- Aghcheh Hesar Location within Iran
- Coordinates: 35°50′20″N 50°44′05″E﻿ / ﻿35.83889°N 50.73472°E
- Country: Iran
- Province: Alborz
- County: Chaharbagh
- District: Ramjin
- Rural District: Aghlan Tappeh

Population (2016)
- • Total: 1,472
- Time zone: UTC+3:30 (IRST)

= Aghcheh Hesar =

Village in Alborz province, Iran

Aghcheh Hesar (اغچه حصار) (Note: Also romanized as Āghcheh Ḩeşār) is a village in Aghlan Tappeh Rural District of Ramjin District in Chaharbagh County, Alborz province, Iran.

==Demographics==
===Population===
At the time of the 2006 National Census, the village's population was 1,049 in 267 households, when it was in Ramjin Rural District of Chaharbagh District (Note: Renamed the Central District of Chaharbagh County) in Savojbolagh County, Tehran province.
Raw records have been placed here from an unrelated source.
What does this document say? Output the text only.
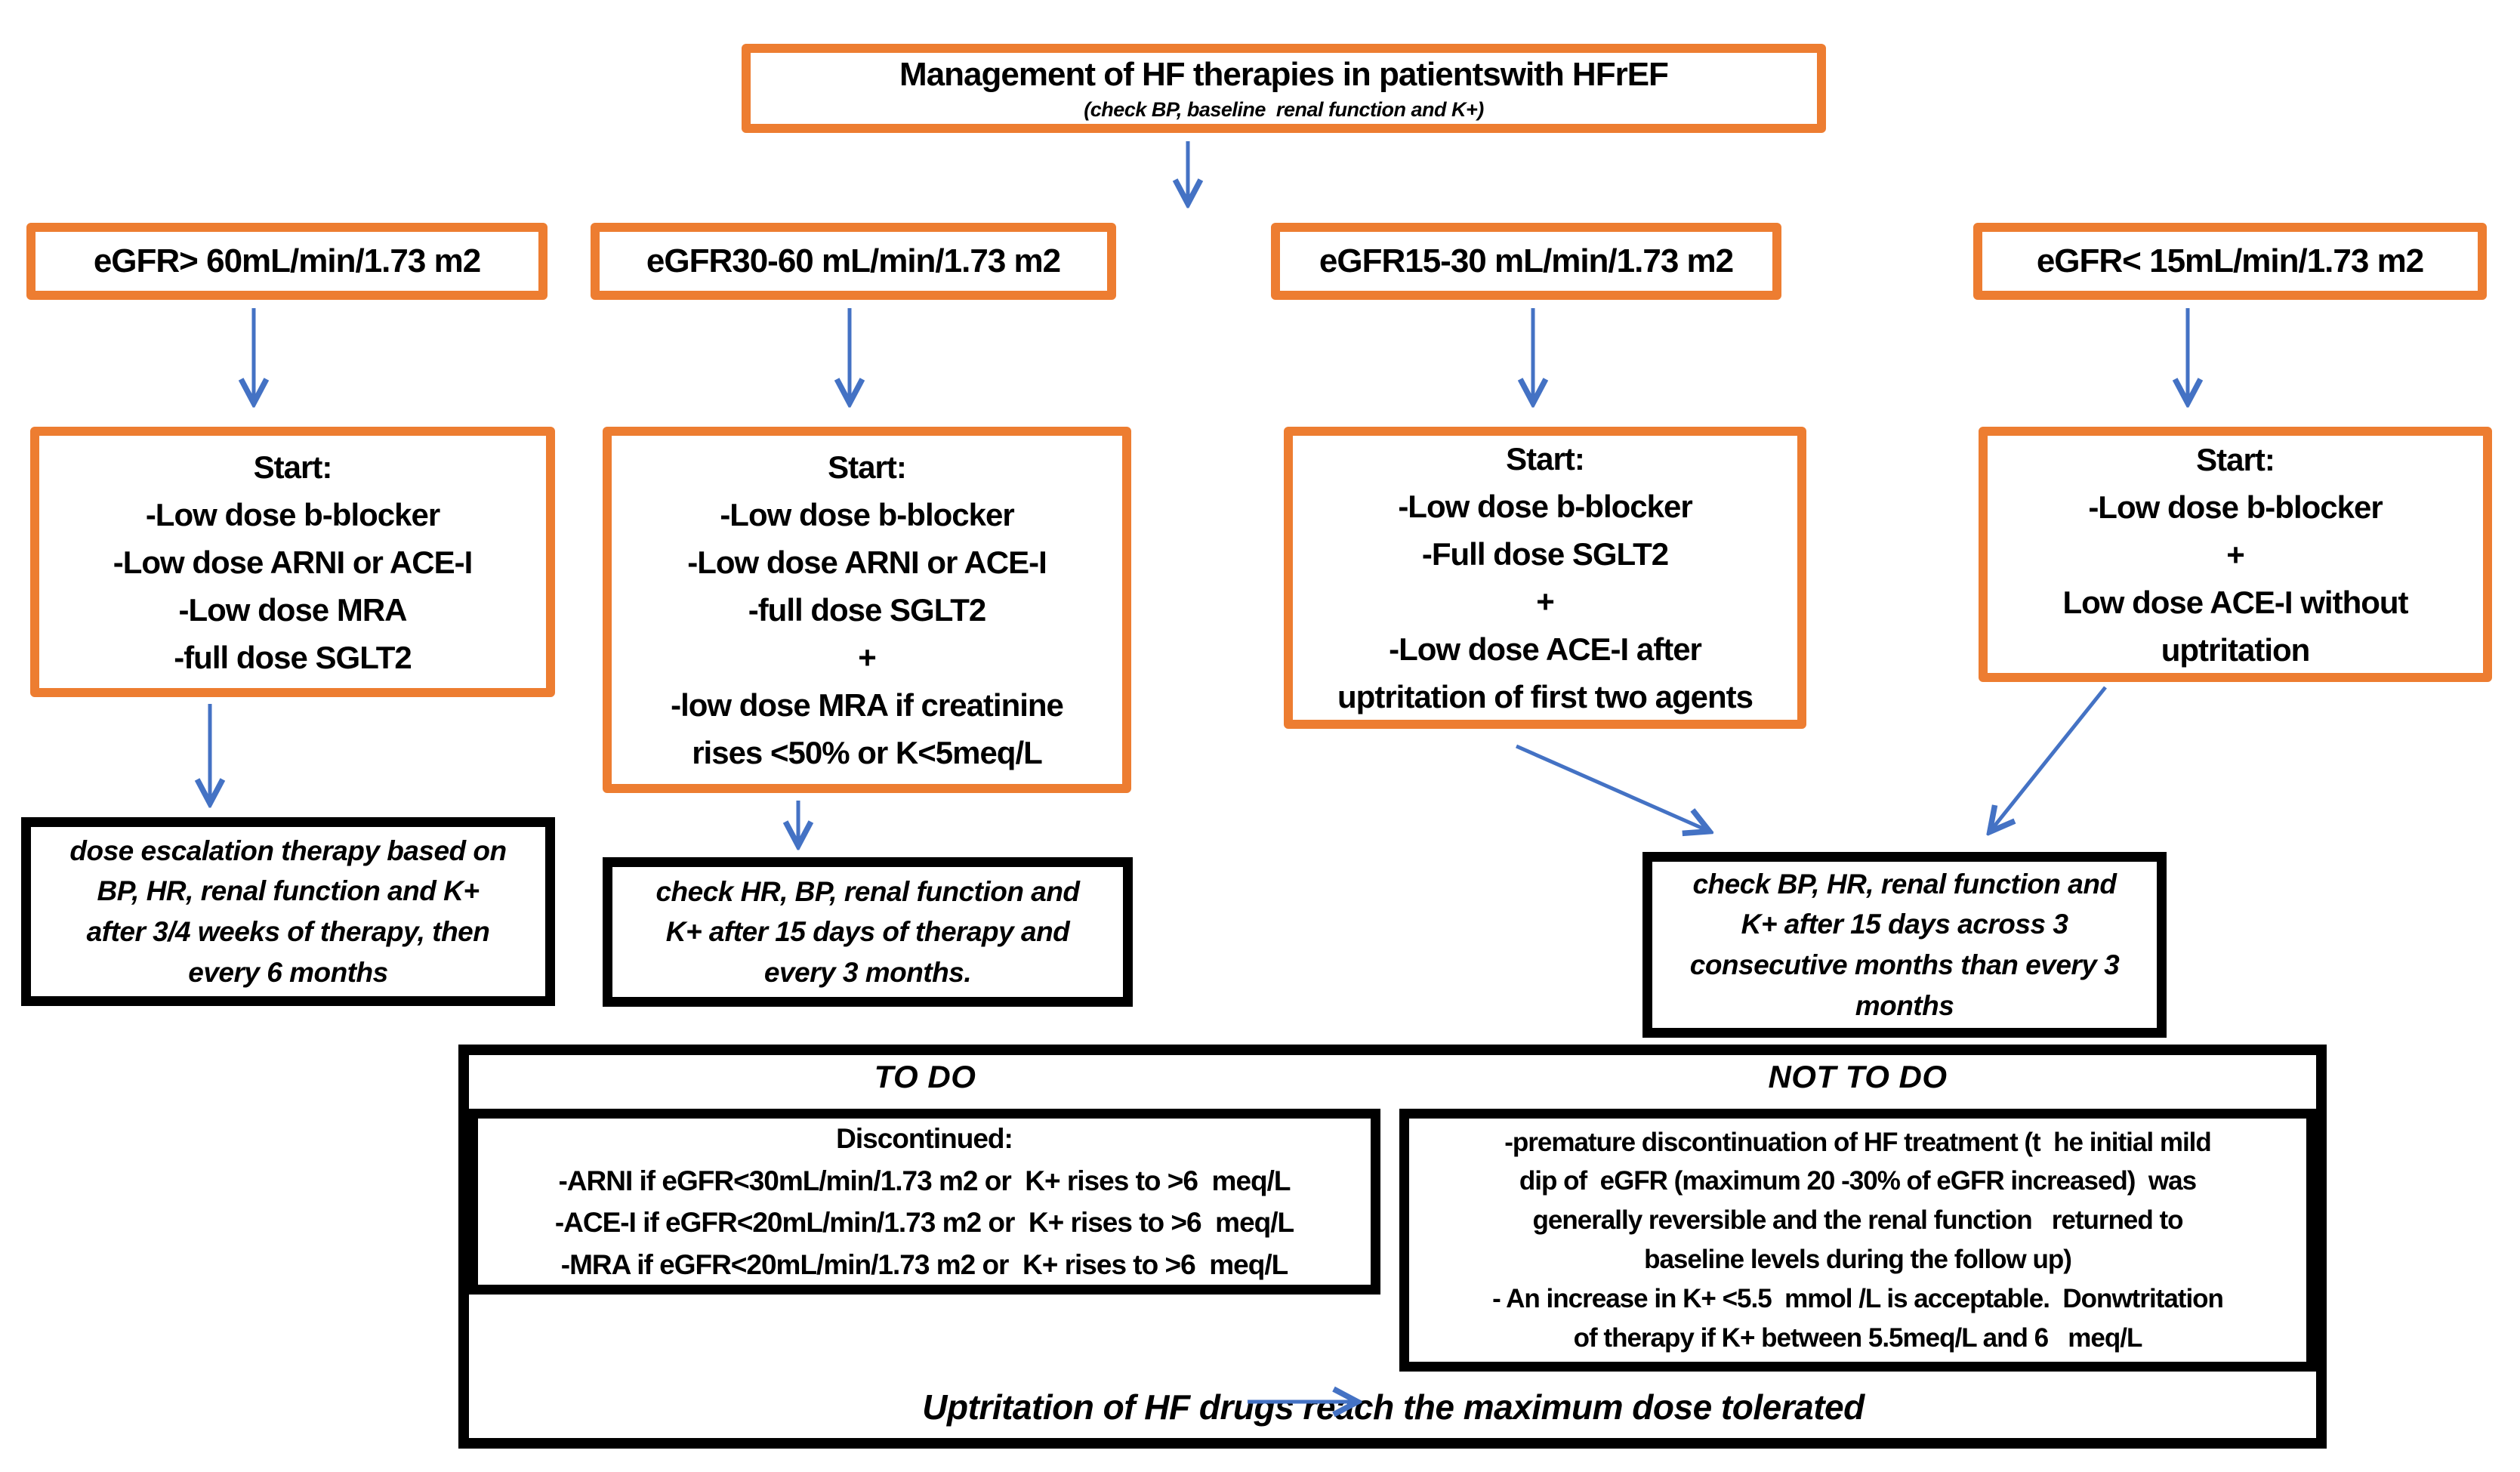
Management of HF therapies in patientswith HFrEF
(check BP, baseline  renal function and K+)

eGFR> 60mL/min/1.73 m2

	eGFR30-60 mL/min/1.73 m2

	eGFR15-30 mL/min/1.73 m2

	eGFR< 15mL/min/1.73 m2

Start:
-Low dose b-blocker
-Low dose ARNI or ACE-I
-Low dose MRA
-full dose SGLT2

Start:
-Low dose b-blocker
-Low dose ARNI or ACE-I
-full dose SGLT2
+
-low dose MRA if creatinine
rises <50% or K<5meq/L

Start:
-Low dose b-blocker
-Full dose SGLT2
+
-Low dose ACE-I after
uptritation of first two agents

Start:
-Low dose b-blocker
+
Low dose ACE-I without
uptritation

dose escalation therapy based on
BP, HR, renal function and K+
after 3/4 weeks of therapy, then
every 6 months

check HR, BP, renal function and
K+ after 15 days of therapy and
every 3 months.

check BP, HR, renal function and
K+ after 15 days across 3
consecutive months than every 3
months

TO DO

	NOT TO DO

Discontinued:
-ARNI if eGFR<30mL/min/1.73 m2 or  K+ rises to >6  meq/L
-ACE-I if eGFR<20mL/min/1.73 m2 or  K+ rises to >6  meq/L
-MRA if eGFR<20mL/min/1.73 m2 or  K+ rises to >6  meq/L

-premature discontinuation of HF treatment (t  he initial mild
dip of  eGFR (maximum 20 -30% of eGFR increased)  was
generally reversible and the renal function   returned to
baseline levels during the follow up)
- An increase in K+ <5.5  mmol /L is acceptable.  Donwtritation
of therapy if K+ between 5.5meq/L and 6   meq/L

Uptritation of HF drugs reach the maximum dose tolerated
The 2016 census measured the population of the village as 1,472 in 449 households, by which time the county had been separated from the province in the establishment of Alborz province.

In 2020, the district was separated from the county in establishing Chaharbagh County and renamed the Central District. The rural district was transferred to the new Ramjin District, and Aghcheh Hesar was transferred to Aghlan Tappeh Rural District created in the district.